LEGO Bonsai Review – The Outerhaven

Lego is a brand almost synonymous with childhood. We all had some form of Lego kids and the brand has grown so much since many of us were kids. In today’s times, Lego turned many fandoms into small plastic bricks such as Friends, james bond, star wars, and Adidas shoes. I mean, we can even build SNES systems and TVs that recreate a level of Super Mario. However, depending on how much time you are willing to commit to a build, it can be a daunting task to put one together.

This is where smaller sets like the Bonsai LEGO Come in.

A bit about everything:
If you are looking for a unique piece to add to your home, look no further than the Bonsai LEGO. With 878 (very small) pieces, this build is part of the brand’s criminally underused botanical collection. If you’ve been looking to spruce up your decor with a bit of greenery but don’t have a green thumb, then this little gem might be perfect for you.

Complexity:
As far as complexity goes, it’s honestly a pretty straightforward build. It contains some of the brand’s most unique bricks in order to achieve a more tree-like structure. For example, he uses a wire-like piece to form a vine wrapped around the structure and curved tube-like pieces to make the branches. The most tedious part of the build is the leaves. There are a lot of little bricks involved in this process, and it only slows your momentum.

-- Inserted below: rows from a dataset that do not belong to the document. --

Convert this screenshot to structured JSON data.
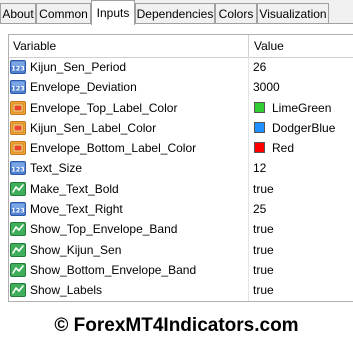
{
  "tabs": [
    {
      "label": "About",
      "active": false
    },
    {
      "label": "Common",
      "active": false
    },
    {
      "label": "Inputs",
      "active": true
    },
    {
      "label": "Dependencies",
      "active": false
    },
    {
      "label": "Colors",
      "active": false
    },
    {
      "label": "Visualization",
      "active": false
    }
  ],
  "grid": {
    "col_variable": "Variable",
    "col_value": "Value",
    "rows": [
      {
        "name": "Kijun_Sen_Period",
        "value": "26",
        "icon": "integer-icon"
      },
      {
        "name": "Envelope_Deviation",
        "value": "3000",
        "icon": "integer-icon"
      },
      {
        "name": "Envelope_Top_Label_Color",
        "value": "LimeGreen",
        "icon": "color-icon",
        "swatch": "#32cd32"
      },
      {
        "name": "Kijun_Sen_Label_Color",
        "value": "DodgerBlue",
        "icon": "color-icon",
        "swatch": "#1e90ff"
      },
      {
        "name": "Envelope_Bottom_Label_Color",
        "value": "Red",
        "icon": "color-icon",
        "swatch": "#ff0000"
      },
      {
        "name": "Text_Size",
        "value": "12",
        "icon": "integer-icon"
      },
      {
        "name": "Make_Text_Bold",
        "value": "true",
        "icon": "boolean-icon"
      },
      {
        "name": "Move_Text_Right",
        "value": "25",
        "icon": "integer-icon"
      },
      {
        "name": "Show_Top_Envelope_Band",
        "value": "true",
        "icon": "boolean-icon"
      },
      {
        "name": "Show_Kijun_Sen",
        "value": "true",
        "icon": "boolean-icon"
      },
      {
        "name": "Show_Bottom_Envelope_Band",
        "value": "true",
        "icon": "boolean-icon"
      },
      {
        "name": "Show_Labels",
        "value": "true",
        "icon": "boolean-icon"
      }
    ]
  },
  "footer": {
    "watermark": "© ForexMT4Indicators.com"
  }
}
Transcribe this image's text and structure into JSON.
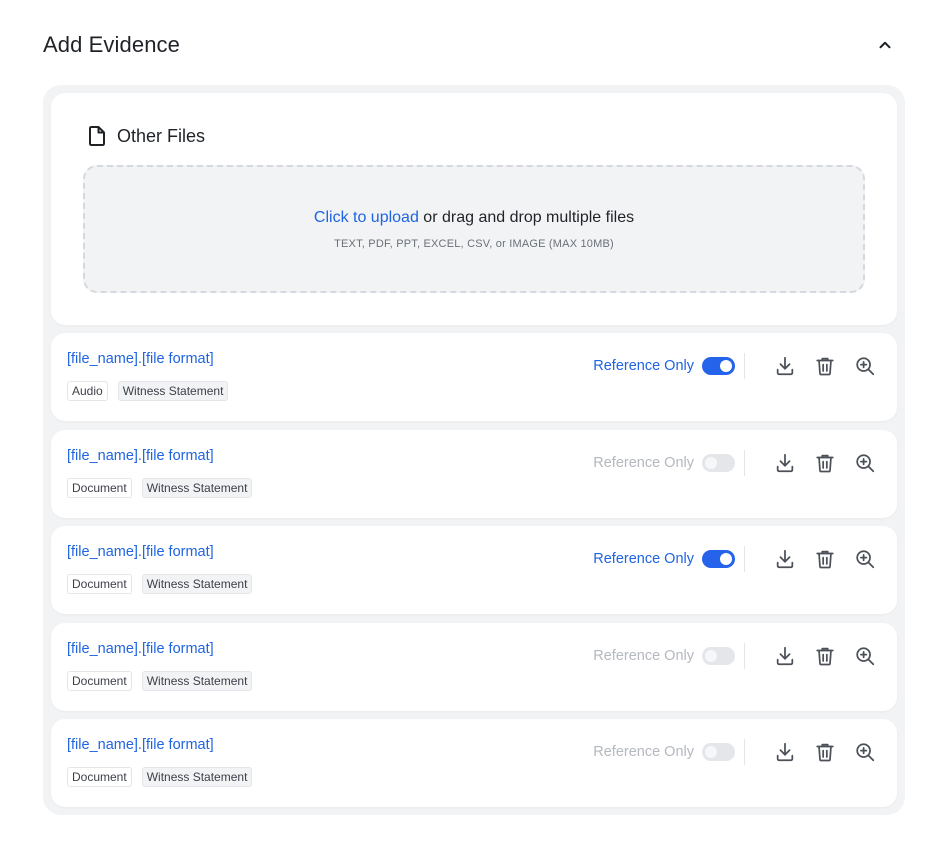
{
  "header": {
    "title": "Add Evidence"
  },
  "upload": {
    "title": "Other Files",
    "link_text": "Click to upload",
    "rest_text": " or drag and drop multiple files",
    "hint": "TEXT, PDF, PPT, EXCEL, CSV, or IMAGE (MAX 10MB)"
  },
  "files": [
    {
      "name": "[file_name].[file format]",
      "tags": [
        "Audio",
        "Witness Statement"
      ],
      "reference_label": "Reference Only",
      "reference_on": true
    },
    {
      "name": "[file_name].[file format]",
      "tags": [
        "Document",
        "Witness Statement"
      ],
      "reference_label": "Reference Only",
      "reference_on": false
    },
    {
      "name": "[file_name].[file format]",
      "tags": [
        "Document",
        "Witness Statement"
      ],
      "reference_label": "Reference Only",
      "reference_on": true
    },
    {
      "name": "[file_name].[file format]",
      "tags": [
        "Document",
        "Witness Statement"
      ],
      "reference_label": "Reference Only",
      "reference_on": false
    },
    {
      "name": "[file_name].[file format]",
      "tags": [
        "Document",
        "Witness Statement"
      ],
      "reference_label": "Reference Only",
      "reference_on": false
    }
  ],
  "icons": {
    "collapse": "chevron-up-icon",
    "file": "file-icon",
    "download": "download-icon",
    "delete": "trash-icon",
    "zoom": "zoom-in-icon"
  },
  "colors": {
    "accent": "#2563eb",
    "link": "#1f64e0",
    "muted": "#b4b8bf",
    "panel": "#f2f3f5"
  }
}
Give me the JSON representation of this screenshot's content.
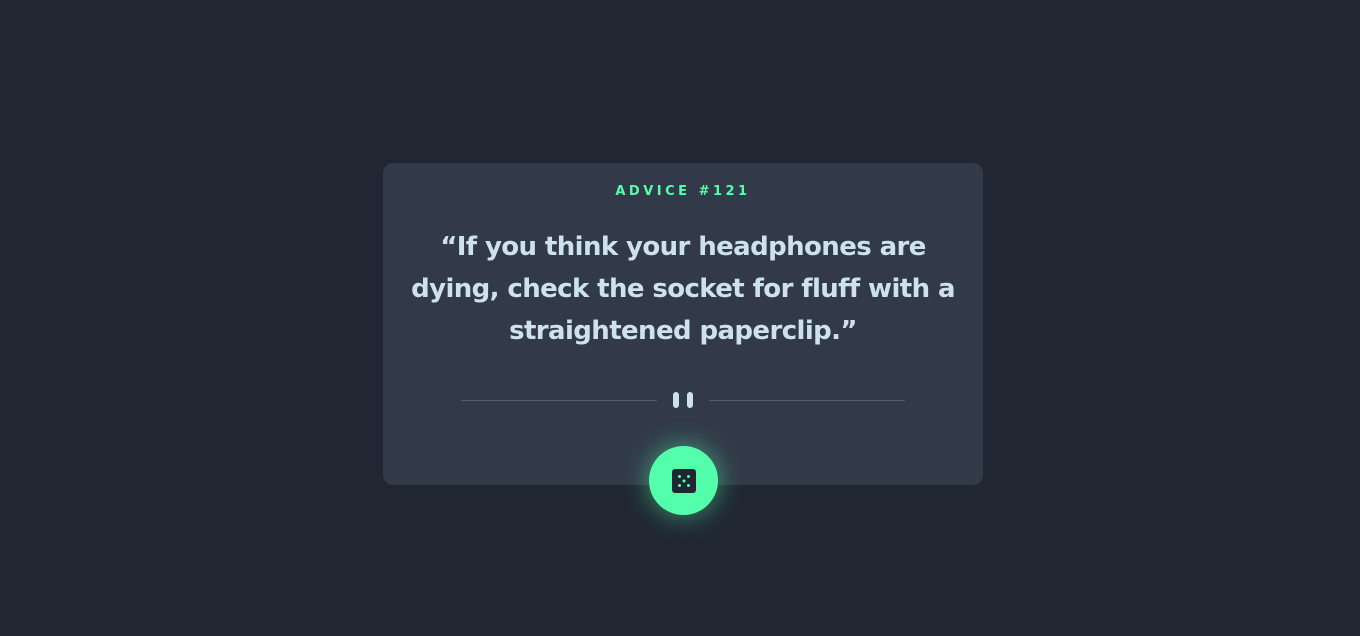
{
  "advice": {
    "label": "ADVICE #121",
    "quote": "“If you think your headphones are dying, check the socket for fluff with a straightened paperclip.”"
  },
  "divider": {
    "icon": "pause-icon"
  },
  "dice_button": {
    "icon": "dice-icon"
  },
  "colors": {
    "background": "#202733",
    "card": "#323a49",
    "accent": "#53ffaa",
    "text": "#cee3e9",
    "divider": "#4f5d74"
  }
}
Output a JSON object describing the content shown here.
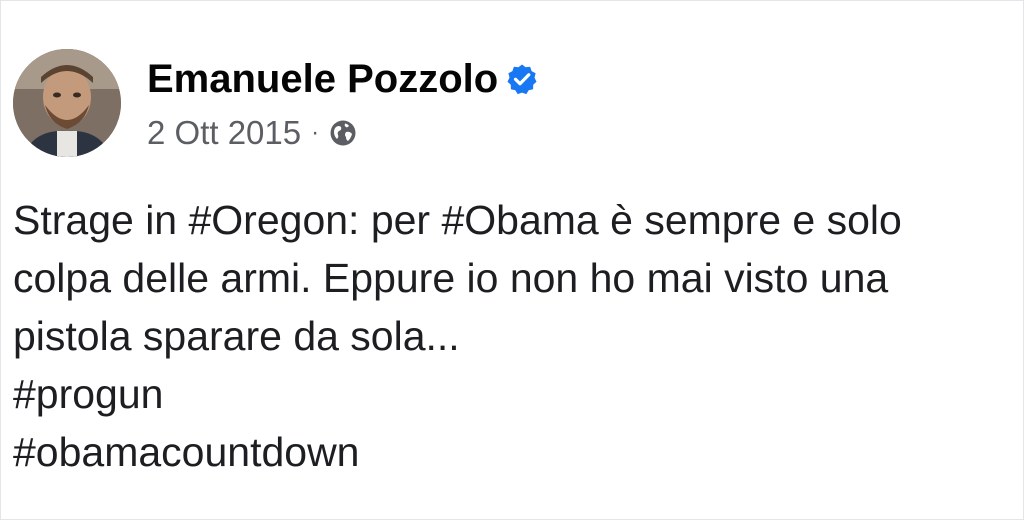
{
  "post": {
    "author_name": "Emanuele Pozzolo",
    "date": "2 Ott 2015",
    "separator": "·",
    "lines": [
      "Strage in #Oregon: per #Obama è sempre e solo",
      "colpa delle armi. Eppure io non ho mai visto una",
      "pistola sparare da sola...",
      "#progun",
      "#obamacountdown"
    ]
  },
  "icons": {
    "verified": "verified-badge-icon",
    "audience": "globe-icon"
  },
  "colors": {
    "verified_blue": "#1877f2",
    "name_text": "#050505",
    "meta_text": "#5b5e63",
    "body_text": "#1c1e21"
  }
}
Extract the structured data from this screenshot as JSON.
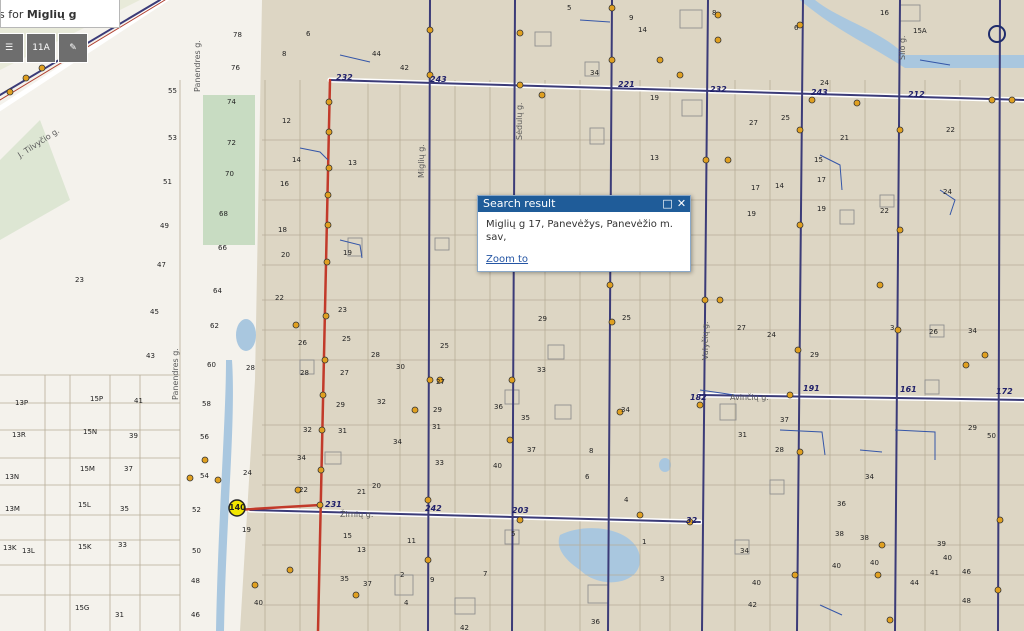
{
  "search": {
    "prefix": "s for",
    "query": "Miglių g"
  },
  "toolbar": {
    "zoom_label": "11A"
  },
  "popup": {
    "title": "Search result",
    "address_line1": "Miglių g 17, Panevėžys, Panevėžio m.",
    "address_line2": "sav,",
    "zoom_link": "Zoom to"
  },
  "roads": {
    "tilvycio": "J. Tilvyčio g.",
    "panendres1": "Panendres g.",
    "panendres2": "Panendres g.",
    "migliu": "Miglių g.",
    "sedulu": "Sėdulų g.",
    "valyciu": "Valyčių g.",
    "avinciu": "Avinčių g.",
    "silo": "Silo g.",
    "zirniu": "Žirnių g."
  },
  "routes": [
    "232",
    "243",
    "221",
    "232",
    "243",
    "212",
    "191",
    "161",
    "172",
    "182",
    "231",
    "242",
    "203",
    "32",
    "140"
  ],
  "lots": [
    "78",
    "76",
    "74",
    "72",
    "70",
    "68",
    "66",
    "64",
    "62",
    "60",
    "58",
    "56",
    "54",
    "52",
    "50",
    "48",
    "46",
    "55",
    "53",
    "51",
    "49",
    "47",
    "45",
    "43",
    "41",
    "39",
    "37",
    "35",
    "33",
    "31",
    "13P",
    "13R",
    "13M",
    "13K",
    "15P",
    "15N",
    "15M",
    "15L",
    "15K",
    "15G",
    "23",
    "12",
    "14",
    "16",
    "18",
    "20",
    "22",
    "24",
    "26",
    "28",
    "30",
    "32",
    "34",
    "36",
    "38",
    "40",
    "42",
    "44",
    "13",
    "15",
    "17",
    "19",
    "21",
    "25",
    "27",
    "29",
    "15A",
    "16"
  ]
}
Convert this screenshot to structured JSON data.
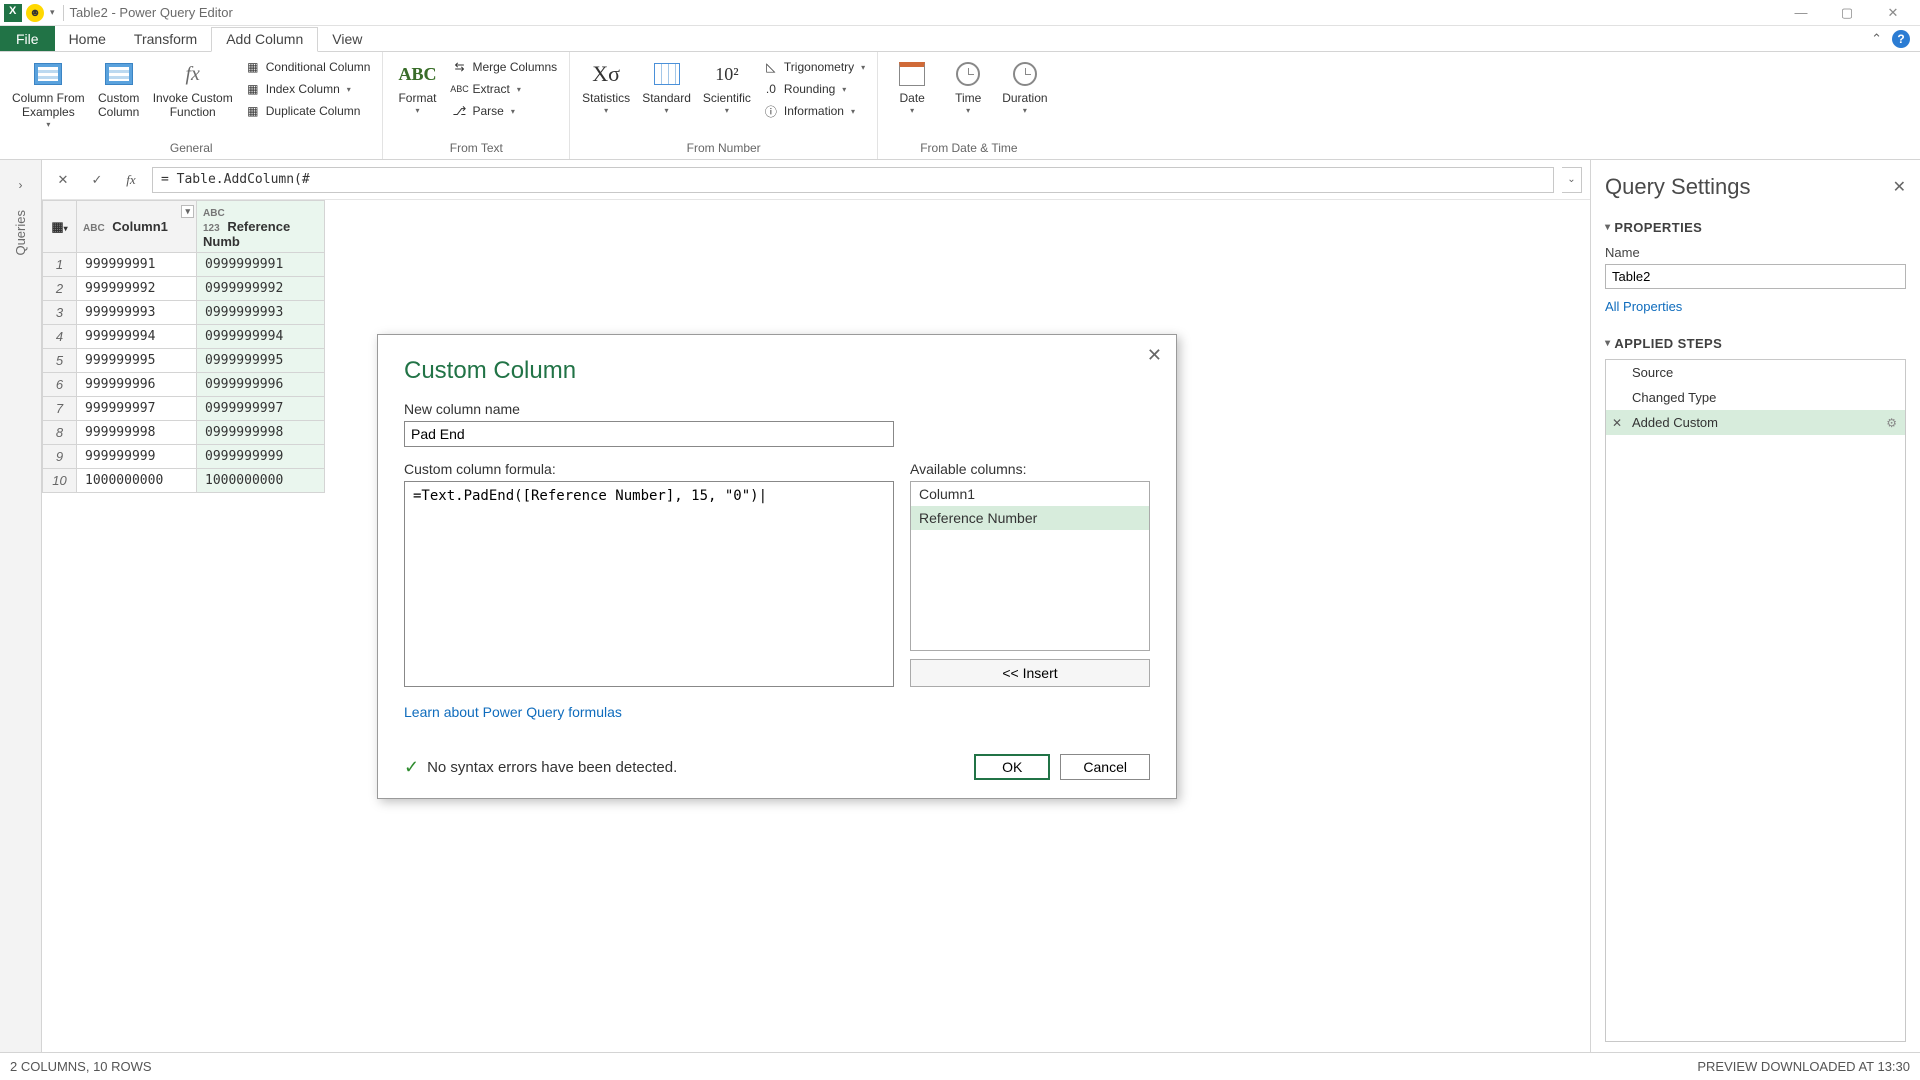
{
  "titlebar": {
    "title": "Table2 - Power Query Editor"
  },
  "window_controls": {
    "min": "—",
    "max": "▢",
    "close": "✕"
  },
  "tabs": {
    "file": "File",
    "home": "Home",
    "transform": "Transform",
    "add_column": "Add Column",
    "view": "View"
  },
  "ribbon": {
    "general": {
      "label": "General",
      "col_from_examples": "Column From\nExamples",
      "custom_column": "Custom\nColumn",
      "invoke_custom": "Invoke Custom\nFunction",
      "conditional": "Conditional Column",
      "index": "Index Column",
      "duplicate": "Duplicate Column"
    },
    "from_text": {
      "label": "From Text",
      "format": "Format",
      "merge": "Merge Columns",
      "extract": "Extract",
      "parse": "Parse"
    },
    "from_number": {
      "label": "From Number",
      "statistics": "Statistics",
      "standard": "Standard",
      "scientific": "Scientific",
      "trig": "Trigonometry",
      "rounding": "Rounding",
      "information": "Information"
    },
    "from_date_time": {
      "label": "From Date & Time",
      "date": "Date",
      "time": "Time",
      "duration": "Duration"
    }
  },
  "queries_rail": "Queries",
  "formula_bar": "= Table.AddColumn(#",
  "grid": {
    "columns": [
      "Column1",
      "Reference Numb"
    ],
    "rows": [
      {
        "n": "1",
        "c1": "999999991",
        "c2": "0999999991"
      },
      {
        "n": "2",
        "c1": "999999992",
        "c2": "0999999992"
      },
      {
        "n": "3",
        "c1": "999999993",
        "c2": "0999999993"
      },
      {
        "n": "4",
        "c1": "999999994",
        "c2": "0999999994"
      },
      {
        "n": "5",
        "c1": "999999995",
        "c2": "0999999995"
      },
      {
        "n": "6",
        "c1": "999999996",
        "c2": "0999999996"
      },
      {
        "n": "7",
        "c1": "999999997",
        "c2": "0999999997"
      },
      {
        "n": "8",
        "c1": "999999998",
        "c2": "0999999998"
      },
      {
        "n": "9",
        "c1": "999999999",
        "c2": "0999999999"
      },
      {
        "n": "10",
        "c1": "1000000000",
        "c2": "1000000000"
      }
    ]
  },
  "settings": {
    "title": "Query Settings",
    "properties": "PROPERTIES",
    "name_label": "Name",
    "name_value": "Table2",
    "all_properties": "All Properties",
    "applied_steps": "APPLIED STEPS",
    "steps": [
      "Source",
      "Changed Type",
      "Added Custom"
    ]
  },
  "dialog": {
    "title": "Custom Column",
    "name_label": "New column name",
    "name_value": "Pad End",
    "formula_label": "Custom column formula:",
    "formula_value": "=Text.PadEnd([Reference Number], 15, \"0\")",
    "available_label": "Available columns:",
    "available": [
      "Column1",
      "Reference Number"
    ],
    "insert": "<< Insert",
    "learn": "Learn about Power Query formulas",
    "status": "No syntax errors have been detected.",
    "ok": "OK",
    "cancel": "Cancel"
  },
  "statusbar": {
    "left": "2 COLUMNS, 10 ROWS",
    "right": "PREVIEW DOWNLOADED AT 13:30"
  }
}
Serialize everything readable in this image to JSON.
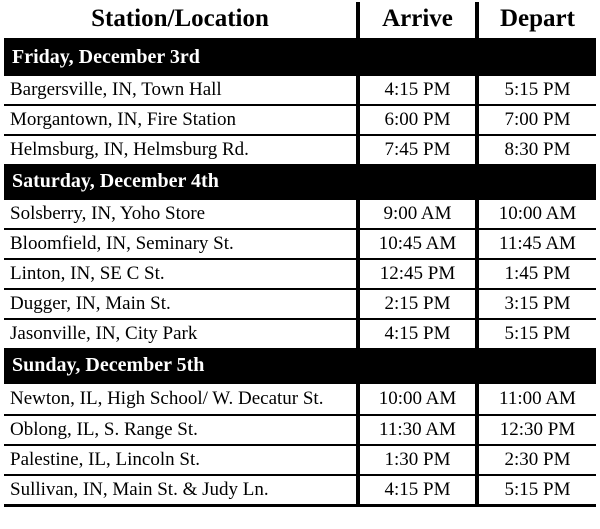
{
  "table": {
    "headers": {
      "station": "Station/Location",
      "arrive": "Arrive",
      "depart": "Depart"
    },
    "rows": [
      {
        "type": "date",
        "label": "Friday, December 3rd"
      },
      {
        "type": "stop",
        "station": "Bargersville, IN, Town Hall",
        "arrive": "4:15 PM",
        "depart": "5:15 PM"
      },
      {
        "type": "stop",
        "station": "Morgantown, IN, Fire Station",
        "arrive": "6:00 PM",
        "depart": "7:00 PM"
      },
      {
        "type": "stop",
        "station": "Helmsburg, IN, Helmsburg Rd.",
        "arrive": "7:45 PM",
        "depart": "8:30 PM"
      },
      {
        "type": "date",
        "label": "Saturday, December 4th"
      },
      {
        "type": "stop",
        "station": "Solsberry, IN, Yoho Store",
        "arrive": "9:00 AM",
        "depart": "10:00 AM"
      },
      {
        "type": "stop",
        "station": "Bloomfield, IN, Seminary St.",
        "arrive": "10:45 AM",
        "depart": "11:45 AM"
      },
      {
        "type": "stop",
        "station": "Linton, IN, SE C St.",
        "arrive": "12:45 PM",
        "depart": "1:45 PM"
      },
      {
        "type": "stop",
        "station": "Dugger, IN, Main St.",
        "arrive": "2:15 PM",
        "depart": "3:15 PM"
      },
      {
        "type": "stop",
        "station": "Jasonville, IN, City Park",
        "arrive": "4:15 PM",
        "depart": "5:15 PM"
      },
      {
        "type": "date",
        "label": "Sunday, December 5th"
      },
      {
        "type": "stop",
        "station": "Newton, IL, High School/ W. Decatur St.",
        "arrive": "10:00 AM",
        "depart": "11:00 AM",
        "tall": true
      },
      {
        "type": "stop",
        "station": "Oblong, IL, S. Range St.",
        "arrive": "11:30 AM",
        "depart": "12:30 PM"
      },
      {
        "type": "stop",
        "station": "Palestine, IL, Lincoln St.",
        "arrive": "1:30 PM",
        "depart": "2:30 PM"
      },
      {
        "type": "stop",
        "station": "Sullivan, IN, Main St. & Judy Ln.",
        "arrive": "4:15 PM",
        "depart": "5:15 PM"
      }
    ]
  }
}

What really made this build difficult for me was the instruction booklet. It might sound like a silly complaint, but it’s best not to try to read the instructions in a (more) enlightened setting. Most of the pieces are brown, dark brown or black and some details of the bricks blend into these colors. There were a few moments where I found myself using my cellphone’s flashlight to decipher which brick was which.

Length:
Compared to some of the other sets I’ve built, the LEGO Bonsai tree is quite fast. It’s a relatively small set, so once you get past the small bricks, you’re basically at the end of it. I mean I took about four hours to build this room, that is, with interruptions to take care of my two year old. If I was on my own, I would probably have started this build in about two or three hours.

As a casual LEGO enthusiast, I collected AT-ATs, Star Destroyers, and a bunch of space-related sets that took me over a week to complete. All of my builds were done while doing something with my wife, in between taking care of the kids. This will absolutely not be the case here. If you’re just looking to relax with some music, a drink of your choice, and build a set in a night or two, bonsai is what you’re looking for.

It’s worth it:
What I love most about this piece is that it’s incredibly versatile. It’s beautiful, offers the ability to change its leaves to suit your mood, and it’s small enough to fit where you want it. While browsing reviews of the set, I saw one where a builder even combined the green leaves with the pink flowers for a third option. The Botanical Collection is one I wish LEGO leaned on more, as the tree really fits in anywhere you want it to. I currently have it sitting on a side table in the middle of my game controller collection.

Lego Bonsai Tree Deco

Lego brings a little zen to any space.

What I really liked about this build is that at one point there is a stage where you just have to pour fifty circular bricks into the tree basin. It gives it that earthy tone of the ground around the tree, and it was just fun to mix them together once poured into the set. The set brings a little zen to your desk or shelf without the seeming need to care for an actual plant. Considering the price of others Lego sets, at $50, this beautiful set is a bargain and worth the cost and effort.